Certains observateurs relèvent aussi le côté paradoxal d'avoir le milliardaire Warren Buffett, qui a pris position dans le passé pour une augmentation des impôts des riches Américains, financer en partie l'opération via sa holding Berkshire Hathaway. L'investisseur a toutefois assuré au Financial Times que l'opération était surtout structurée pour ne pas froisser des susceptibilités au Canada, où Tim Hortons est un symbole national.

«Pas d'économies fiscales significatives»

La direction de Burger King fait valoir que le Canada sera «le plus grand marché» du nouvel ensemble et que Burger King «continuera de payer ses impôts» sur son chiffre d'affaires réalisé aux États-Unis.

Son directeur général Daniel Schwartz a assuré qu'il n'y aurait «pas d'économies fiscales significatives» suite à la transaction. Le taux d'imposition des entreprises aux États-Unis est officiellement de 35%, contre 26,5% dans l'Ontario où est basé Tim Hortons, mais Burger King affichait l'an dernier un taux effectif de seulement 27,5%, relèvent d'ailleurs des analystes.

M. Behring dit en revanche vouloir «créer de la valeur en accélérant l'expansion internationale des deux marques».

Tim Hortons, marque co-fondée par un joueur de hockey sur glace canadien dans les années 1960, pourrait notamment profiter de l'expérience et du réseau de Burger King, beaucoup plus présent que lui en dehors de l'Amérique du Nord.

La société d'investissement Miller Tabak souligne que la fusion permettra à l'enseigne canadienne d'accéder «à un éventail plus large de partenaires aux États-Unis», tandis que Burger King y gagnera «un produit compétitif de café pouvant potentiellement être ajouté à plus de 7400 restaurants en Amérique du Nord».

Les experts du gestionnaire de fonds Raymond James soulignent eux aussi que «le petit déjeuner est le segment qui croit le plus vite» actuellement dans le secteur de la restauration rapide, d'où l'intérêt de s'adjoindre une marque reconnue pour son café.

L'action de Tim Hortons a avancé mardi de 6,68 $, soit 8,1%, à 88,71 $ à la Bourse de Toronto, tandis que celle de Burger King (NYSE:BKW) a retraité de 1,40 $ US, ou 4,3%, à 31 $ US. Les deux titres avaient grimpé lundi d'environ 20%, après que l'existence des négociations entre les deux sociétés eut été confirmée.f

Le Canada ne s'éloignera pas des É.-U., dit Oliver

Le ministre fédéral des Finances, Joe Oliver, affirme que la prise de contrôle de Tim Hortons par la chaîne américaine de restaurants à service rapide Burger King n'éloignera pas le Canada de son plus important partenaire commercial.

Le siège social de la nouvelle société se trouvera au Canada, ce qui, selon certains observateurs, pourrait permettre à Burger King de payer moins d'impôts.

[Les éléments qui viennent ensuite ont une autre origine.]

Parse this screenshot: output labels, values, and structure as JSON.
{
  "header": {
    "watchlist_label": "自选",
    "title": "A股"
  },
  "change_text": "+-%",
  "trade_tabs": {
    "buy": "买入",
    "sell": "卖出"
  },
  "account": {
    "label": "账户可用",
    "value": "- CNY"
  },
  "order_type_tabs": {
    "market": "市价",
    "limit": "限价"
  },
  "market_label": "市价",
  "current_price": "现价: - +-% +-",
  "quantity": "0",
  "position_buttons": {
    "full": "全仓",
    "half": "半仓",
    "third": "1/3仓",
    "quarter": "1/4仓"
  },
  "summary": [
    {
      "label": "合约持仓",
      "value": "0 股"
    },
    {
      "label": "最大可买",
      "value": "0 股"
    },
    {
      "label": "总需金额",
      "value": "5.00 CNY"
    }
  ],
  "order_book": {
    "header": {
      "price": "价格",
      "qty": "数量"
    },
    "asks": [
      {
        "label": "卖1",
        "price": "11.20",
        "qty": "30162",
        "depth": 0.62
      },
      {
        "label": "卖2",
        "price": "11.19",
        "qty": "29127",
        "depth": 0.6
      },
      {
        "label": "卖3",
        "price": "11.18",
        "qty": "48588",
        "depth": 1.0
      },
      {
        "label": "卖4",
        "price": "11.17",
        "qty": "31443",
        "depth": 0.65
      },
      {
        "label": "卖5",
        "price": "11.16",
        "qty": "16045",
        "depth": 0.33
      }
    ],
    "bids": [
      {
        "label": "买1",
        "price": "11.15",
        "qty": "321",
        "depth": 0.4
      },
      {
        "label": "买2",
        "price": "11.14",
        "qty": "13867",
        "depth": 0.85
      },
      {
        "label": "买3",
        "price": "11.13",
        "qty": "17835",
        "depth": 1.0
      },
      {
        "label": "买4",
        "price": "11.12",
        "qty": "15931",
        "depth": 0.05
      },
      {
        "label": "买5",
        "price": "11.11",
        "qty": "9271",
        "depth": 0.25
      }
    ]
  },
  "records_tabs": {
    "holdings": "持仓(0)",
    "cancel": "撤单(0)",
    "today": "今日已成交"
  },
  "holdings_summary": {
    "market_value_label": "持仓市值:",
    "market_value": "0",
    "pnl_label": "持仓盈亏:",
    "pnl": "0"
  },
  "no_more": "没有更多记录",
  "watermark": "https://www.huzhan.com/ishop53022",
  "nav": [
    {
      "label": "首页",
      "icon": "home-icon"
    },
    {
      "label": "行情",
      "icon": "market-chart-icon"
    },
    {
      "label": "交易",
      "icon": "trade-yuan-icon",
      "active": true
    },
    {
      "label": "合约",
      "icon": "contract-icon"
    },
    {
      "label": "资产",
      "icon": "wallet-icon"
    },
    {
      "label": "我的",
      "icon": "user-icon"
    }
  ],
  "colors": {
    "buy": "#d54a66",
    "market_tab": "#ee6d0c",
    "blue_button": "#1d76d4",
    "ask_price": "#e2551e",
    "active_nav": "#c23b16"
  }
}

Le président américain Barack Obama a pointé du doigt les entreprises américaines qui s'installent à l'étranger dans le but de réduire leurs impôts sur le revenu des sociétés.

Néanmoins, le président exécutif de Burger King, Alex Behring, a affirmé que l'entreprise ne s'attendait pas à une baisse significative de son taux d'imposition.

Lors d'une conférence de presse subséquente à un entretien avec des gens d'affaires du secteur des sciences et de la technologie, mardi, M. Oliver a fait l'éloge du climat commercial amélioré au Canada.

«Les États-Unis sont une économie hautement concurrentielle et nous avons le droit de déterminer notre propre politique fiscale», a déclaré le ministre.

«Nous croyons que cela a été un geste révélateur préparé afin de garder des capitaux au pays, ce qui donne lieu à plus d'expansion commerciale et d'emploi», a-t-il ajouté.